We always pay off the entire balance on all our cards monthly (we’re going to pay it all eventually, aren’t we?) so the usurious interest rates these card companies charge do not effect us.
This card’s 1½% is ½% more than any other card we have and that extra ½% cash back really adds up over a year. We certainly don’t buy anything we do not really need with credit cards, so it was pretty easy to convince Rosalie that this new card was a good idea. She dislikes having many credit cards so we will be retiring a card with a 1% return in favor of this new 1½% deal. And, it goes without saying that should another card come along with a better bonus arrangement, we will trade this new card for an even newer one.

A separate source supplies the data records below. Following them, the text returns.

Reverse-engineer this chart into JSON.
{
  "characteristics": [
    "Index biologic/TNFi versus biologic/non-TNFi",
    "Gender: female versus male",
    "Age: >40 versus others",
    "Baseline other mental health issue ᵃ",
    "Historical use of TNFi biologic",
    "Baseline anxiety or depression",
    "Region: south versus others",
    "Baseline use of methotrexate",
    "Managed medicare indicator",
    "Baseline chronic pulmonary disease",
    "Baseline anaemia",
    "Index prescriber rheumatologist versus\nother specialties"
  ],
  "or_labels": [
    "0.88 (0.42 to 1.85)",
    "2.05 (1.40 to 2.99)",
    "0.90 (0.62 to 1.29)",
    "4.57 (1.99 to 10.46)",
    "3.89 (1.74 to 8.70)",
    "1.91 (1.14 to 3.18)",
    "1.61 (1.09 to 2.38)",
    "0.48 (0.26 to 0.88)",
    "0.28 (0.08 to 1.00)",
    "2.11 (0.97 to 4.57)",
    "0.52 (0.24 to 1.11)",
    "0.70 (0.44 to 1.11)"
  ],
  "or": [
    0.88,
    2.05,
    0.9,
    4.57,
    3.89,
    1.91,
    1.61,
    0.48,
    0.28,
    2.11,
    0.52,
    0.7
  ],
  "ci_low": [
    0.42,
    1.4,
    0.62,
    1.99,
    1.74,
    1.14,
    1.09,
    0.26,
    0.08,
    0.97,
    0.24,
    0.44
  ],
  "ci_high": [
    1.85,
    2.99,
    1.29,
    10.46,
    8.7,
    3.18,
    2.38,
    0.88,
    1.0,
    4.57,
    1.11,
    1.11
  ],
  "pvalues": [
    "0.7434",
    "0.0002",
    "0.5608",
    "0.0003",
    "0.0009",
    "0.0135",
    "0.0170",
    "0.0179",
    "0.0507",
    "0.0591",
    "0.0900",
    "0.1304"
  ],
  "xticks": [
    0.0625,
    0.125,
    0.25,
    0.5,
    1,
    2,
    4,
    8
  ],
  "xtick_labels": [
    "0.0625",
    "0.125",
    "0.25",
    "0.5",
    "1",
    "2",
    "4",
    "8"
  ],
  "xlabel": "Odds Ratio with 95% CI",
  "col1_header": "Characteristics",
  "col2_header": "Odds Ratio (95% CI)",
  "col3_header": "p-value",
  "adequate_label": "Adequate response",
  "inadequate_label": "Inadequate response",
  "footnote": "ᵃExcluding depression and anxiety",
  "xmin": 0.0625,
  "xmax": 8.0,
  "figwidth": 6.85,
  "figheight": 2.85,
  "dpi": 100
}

I did run into a small problem when I called this new card company to limit as much as possible the sharing of our information in the way all financial companies are required to offer us.
I got transferred over and over, kept on hold for extended times, and finally got the limits on information sharing completed after speaking with four different people at four different locations. It was very easy for me to recognize that the people with whom I was speaking were Americans, and it was most disheartening to me to be so incompetently shuffled from location to location, each person expressing their heartfelt apologies for the long hold times and for having been sent to the wrong location.
Recall that this was not a very complicated request on my part. You have seen these folders about limiting the sharing of our information. They are so uniform in appearance and so regularly received by us that they must be Federally mandated. And since so many of us call to limit that information sharing, these telephone representatives must receive these calls all day long, right?
These folks weren’t picking on me. These long wait times and misdirection are no doubt standard, and that is why I am so disheartened. Where will all these American telephone reps work when all these business calls are handled by people in the Philippines or in India / Pakistan? At what will our citizens work when they are so poorly educated and pitifully trained that they cannot process a routine telephone request appropriately?
Maybe it is a global economy and all my telephone requirements can be handled by people living thousands of miles away in foreign countries. Maybe all the goods and services I desire can be imported from outside the United States of America. And maybe all that can be provided to me at less cost when it comes from “over there” instead of “over here.”
But what is going to happen to our kids when they go looking for employment as poorly prepared as they are? And what is going to happen to their kids? It isn’t getting any better, is it? And, tick…tock, time is going by.
This is the Unites States of America. We CAN pretty much do anything we put our minds to. What SHOULD we do?